Benchmarks are helpful, but they rarely predict business impact. In 2025, the highest‑performing teams evaluate LLM systems on how well they help users complete real tasks—accurately, safely, and quickly—while staying within budget.
Golden sets and human rubrics
Start with a curated set of real questions and workflows, including edge cases. Write a lightweight rubric that defines what a “good” answer looks like for usefulness, accuracy, safety, and tone. Human review on a small sample surfaces blind spots that automated metrics miss.
Automatic checks for hallucinations and grounding
Augment human review with automatic checks. For grounded systems (like RAG), verify that answers cite sources and quotes match the underlying text. Add detectors for unsupported claims, PII leakage, and unsafe content. These checks can run on every deployment.

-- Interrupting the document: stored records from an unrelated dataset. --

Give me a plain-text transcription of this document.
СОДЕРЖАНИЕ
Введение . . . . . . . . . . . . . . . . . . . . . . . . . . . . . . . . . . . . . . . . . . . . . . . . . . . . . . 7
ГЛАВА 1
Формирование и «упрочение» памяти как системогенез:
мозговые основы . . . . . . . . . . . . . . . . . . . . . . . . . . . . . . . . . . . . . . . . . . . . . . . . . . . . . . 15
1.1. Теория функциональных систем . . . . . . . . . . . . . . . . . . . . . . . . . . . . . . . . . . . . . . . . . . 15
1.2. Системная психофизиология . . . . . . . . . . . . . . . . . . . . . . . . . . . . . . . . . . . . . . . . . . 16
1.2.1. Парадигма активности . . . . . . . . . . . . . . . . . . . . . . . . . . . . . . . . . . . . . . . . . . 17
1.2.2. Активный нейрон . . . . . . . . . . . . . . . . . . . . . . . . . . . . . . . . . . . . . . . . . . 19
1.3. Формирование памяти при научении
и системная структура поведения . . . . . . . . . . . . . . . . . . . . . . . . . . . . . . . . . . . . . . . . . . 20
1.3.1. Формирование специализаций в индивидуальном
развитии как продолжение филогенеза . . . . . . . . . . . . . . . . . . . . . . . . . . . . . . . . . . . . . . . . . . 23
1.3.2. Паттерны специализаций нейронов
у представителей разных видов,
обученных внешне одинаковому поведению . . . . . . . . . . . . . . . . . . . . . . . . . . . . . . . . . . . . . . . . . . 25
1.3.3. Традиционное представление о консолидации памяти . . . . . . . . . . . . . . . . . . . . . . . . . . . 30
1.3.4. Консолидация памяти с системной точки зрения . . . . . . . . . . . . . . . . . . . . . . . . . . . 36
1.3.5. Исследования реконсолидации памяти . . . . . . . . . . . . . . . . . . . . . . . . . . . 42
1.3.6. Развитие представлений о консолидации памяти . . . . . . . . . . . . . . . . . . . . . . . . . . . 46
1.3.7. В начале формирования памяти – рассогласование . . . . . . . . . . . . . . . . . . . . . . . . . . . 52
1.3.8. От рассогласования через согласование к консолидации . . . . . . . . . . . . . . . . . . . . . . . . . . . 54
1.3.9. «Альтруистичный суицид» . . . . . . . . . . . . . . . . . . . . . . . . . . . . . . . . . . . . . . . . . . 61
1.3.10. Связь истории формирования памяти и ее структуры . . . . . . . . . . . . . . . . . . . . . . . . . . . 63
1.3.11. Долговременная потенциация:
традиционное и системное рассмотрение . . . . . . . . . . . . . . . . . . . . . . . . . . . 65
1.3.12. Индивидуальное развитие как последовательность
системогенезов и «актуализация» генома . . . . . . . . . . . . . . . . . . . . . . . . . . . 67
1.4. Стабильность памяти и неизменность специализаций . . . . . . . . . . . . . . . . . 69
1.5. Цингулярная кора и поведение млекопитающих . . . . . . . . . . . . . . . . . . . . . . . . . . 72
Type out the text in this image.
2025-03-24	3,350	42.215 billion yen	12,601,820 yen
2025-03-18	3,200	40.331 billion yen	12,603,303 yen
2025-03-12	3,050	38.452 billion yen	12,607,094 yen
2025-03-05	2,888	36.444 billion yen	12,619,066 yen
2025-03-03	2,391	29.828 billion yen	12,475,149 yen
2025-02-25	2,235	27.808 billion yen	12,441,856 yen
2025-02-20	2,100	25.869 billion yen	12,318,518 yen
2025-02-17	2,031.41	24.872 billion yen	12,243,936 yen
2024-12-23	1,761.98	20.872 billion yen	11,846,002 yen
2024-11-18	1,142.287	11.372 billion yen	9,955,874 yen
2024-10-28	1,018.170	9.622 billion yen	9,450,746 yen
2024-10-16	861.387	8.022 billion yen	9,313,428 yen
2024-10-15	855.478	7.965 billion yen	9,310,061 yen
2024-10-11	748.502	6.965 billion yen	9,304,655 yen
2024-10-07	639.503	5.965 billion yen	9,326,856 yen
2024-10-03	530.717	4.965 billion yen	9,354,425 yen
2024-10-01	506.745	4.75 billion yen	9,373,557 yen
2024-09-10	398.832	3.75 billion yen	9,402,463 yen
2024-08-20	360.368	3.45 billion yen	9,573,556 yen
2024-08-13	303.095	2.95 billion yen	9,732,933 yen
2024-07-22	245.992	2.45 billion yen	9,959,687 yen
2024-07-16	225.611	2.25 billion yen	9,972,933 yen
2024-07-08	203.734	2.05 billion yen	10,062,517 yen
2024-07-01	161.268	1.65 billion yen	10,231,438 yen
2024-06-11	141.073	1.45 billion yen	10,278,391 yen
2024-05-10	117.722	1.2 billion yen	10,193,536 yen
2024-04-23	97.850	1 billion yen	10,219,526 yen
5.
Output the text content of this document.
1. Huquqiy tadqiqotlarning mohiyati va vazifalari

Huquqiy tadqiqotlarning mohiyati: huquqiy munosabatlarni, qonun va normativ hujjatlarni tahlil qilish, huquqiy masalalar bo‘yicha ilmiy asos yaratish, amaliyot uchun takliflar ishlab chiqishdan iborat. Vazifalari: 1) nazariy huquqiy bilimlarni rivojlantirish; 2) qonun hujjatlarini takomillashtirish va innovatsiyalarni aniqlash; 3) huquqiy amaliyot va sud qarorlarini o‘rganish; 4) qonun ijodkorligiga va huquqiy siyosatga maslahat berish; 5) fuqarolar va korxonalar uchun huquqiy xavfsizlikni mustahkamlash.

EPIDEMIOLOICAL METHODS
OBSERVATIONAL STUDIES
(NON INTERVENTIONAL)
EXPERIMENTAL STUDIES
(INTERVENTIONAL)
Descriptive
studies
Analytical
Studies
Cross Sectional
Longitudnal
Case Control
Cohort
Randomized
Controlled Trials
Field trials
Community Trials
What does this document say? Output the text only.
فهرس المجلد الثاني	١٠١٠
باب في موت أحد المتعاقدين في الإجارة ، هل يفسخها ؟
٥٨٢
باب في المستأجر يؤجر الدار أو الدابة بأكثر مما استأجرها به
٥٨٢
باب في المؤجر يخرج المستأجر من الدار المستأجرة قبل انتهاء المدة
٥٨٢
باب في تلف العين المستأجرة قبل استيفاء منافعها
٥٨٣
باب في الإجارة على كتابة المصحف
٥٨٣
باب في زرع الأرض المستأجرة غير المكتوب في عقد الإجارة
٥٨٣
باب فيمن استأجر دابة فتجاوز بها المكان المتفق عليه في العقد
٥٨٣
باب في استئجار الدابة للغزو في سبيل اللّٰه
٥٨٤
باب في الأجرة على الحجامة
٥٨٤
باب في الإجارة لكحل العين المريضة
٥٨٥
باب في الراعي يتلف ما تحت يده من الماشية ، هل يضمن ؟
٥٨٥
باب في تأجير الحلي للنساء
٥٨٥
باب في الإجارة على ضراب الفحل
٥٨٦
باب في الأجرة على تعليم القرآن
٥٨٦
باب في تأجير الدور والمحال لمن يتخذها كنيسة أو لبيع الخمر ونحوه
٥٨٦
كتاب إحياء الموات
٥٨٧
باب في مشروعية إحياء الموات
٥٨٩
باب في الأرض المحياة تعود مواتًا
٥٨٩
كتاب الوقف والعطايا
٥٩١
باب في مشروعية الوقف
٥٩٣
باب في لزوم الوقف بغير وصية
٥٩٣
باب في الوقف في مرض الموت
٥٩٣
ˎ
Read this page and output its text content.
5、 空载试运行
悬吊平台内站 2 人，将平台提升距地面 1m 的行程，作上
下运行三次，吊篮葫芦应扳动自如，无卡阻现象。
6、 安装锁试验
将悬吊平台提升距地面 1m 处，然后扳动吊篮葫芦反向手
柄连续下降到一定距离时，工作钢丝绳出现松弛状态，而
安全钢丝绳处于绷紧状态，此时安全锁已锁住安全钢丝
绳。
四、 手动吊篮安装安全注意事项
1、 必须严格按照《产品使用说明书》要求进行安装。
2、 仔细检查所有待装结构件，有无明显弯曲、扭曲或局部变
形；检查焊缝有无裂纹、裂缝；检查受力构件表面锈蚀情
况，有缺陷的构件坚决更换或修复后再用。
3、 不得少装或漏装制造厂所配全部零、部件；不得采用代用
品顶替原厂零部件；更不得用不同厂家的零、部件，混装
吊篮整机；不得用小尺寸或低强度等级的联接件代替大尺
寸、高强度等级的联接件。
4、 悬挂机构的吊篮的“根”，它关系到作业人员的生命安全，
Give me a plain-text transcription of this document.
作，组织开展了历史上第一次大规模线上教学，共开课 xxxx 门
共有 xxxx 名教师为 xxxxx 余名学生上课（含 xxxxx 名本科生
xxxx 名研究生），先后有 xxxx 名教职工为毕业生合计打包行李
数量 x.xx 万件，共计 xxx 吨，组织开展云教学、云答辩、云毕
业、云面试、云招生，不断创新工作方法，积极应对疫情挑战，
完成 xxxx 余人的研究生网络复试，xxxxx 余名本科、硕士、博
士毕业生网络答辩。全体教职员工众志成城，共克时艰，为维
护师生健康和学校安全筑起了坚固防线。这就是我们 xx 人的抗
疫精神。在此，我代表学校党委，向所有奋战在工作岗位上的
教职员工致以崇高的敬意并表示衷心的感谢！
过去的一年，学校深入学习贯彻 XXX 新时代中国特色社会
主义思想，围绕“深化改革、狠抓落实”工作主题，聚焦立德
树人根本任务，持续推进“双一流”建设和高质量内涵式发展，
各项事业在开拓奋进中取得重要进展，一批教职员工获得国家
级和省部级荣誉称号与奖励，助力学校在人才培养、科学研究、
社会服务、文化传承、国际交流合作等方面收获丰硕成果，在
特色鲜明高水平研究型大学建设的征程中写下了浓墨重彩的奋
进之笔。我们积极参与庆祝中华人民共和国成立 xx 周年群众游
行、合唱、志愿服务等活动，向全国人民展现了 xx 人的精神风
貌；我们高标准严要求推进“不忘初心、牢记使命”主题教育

Close the loop with user feedback
Put feedback where work happens: thumbs up/down, quick tags (helpful, wrong, off‑topic), and a free‑text note. Compare model and prompt variants via A/B tests and ship improvements only when they win on your golden set and live metrics.
Measure the KPIs that matter
Track task success rate, time to completion, deflection rate (for support), CSAT, error rate, latency, and cost. Trend them over time and break them down by use case and user segment. Report trade‑offs explicitly so stakeholders understand why a change shipped.
Make evaluation part of your development loop—not an afterthought—and your LLM products will steadily get more useful, reliable, and affordable.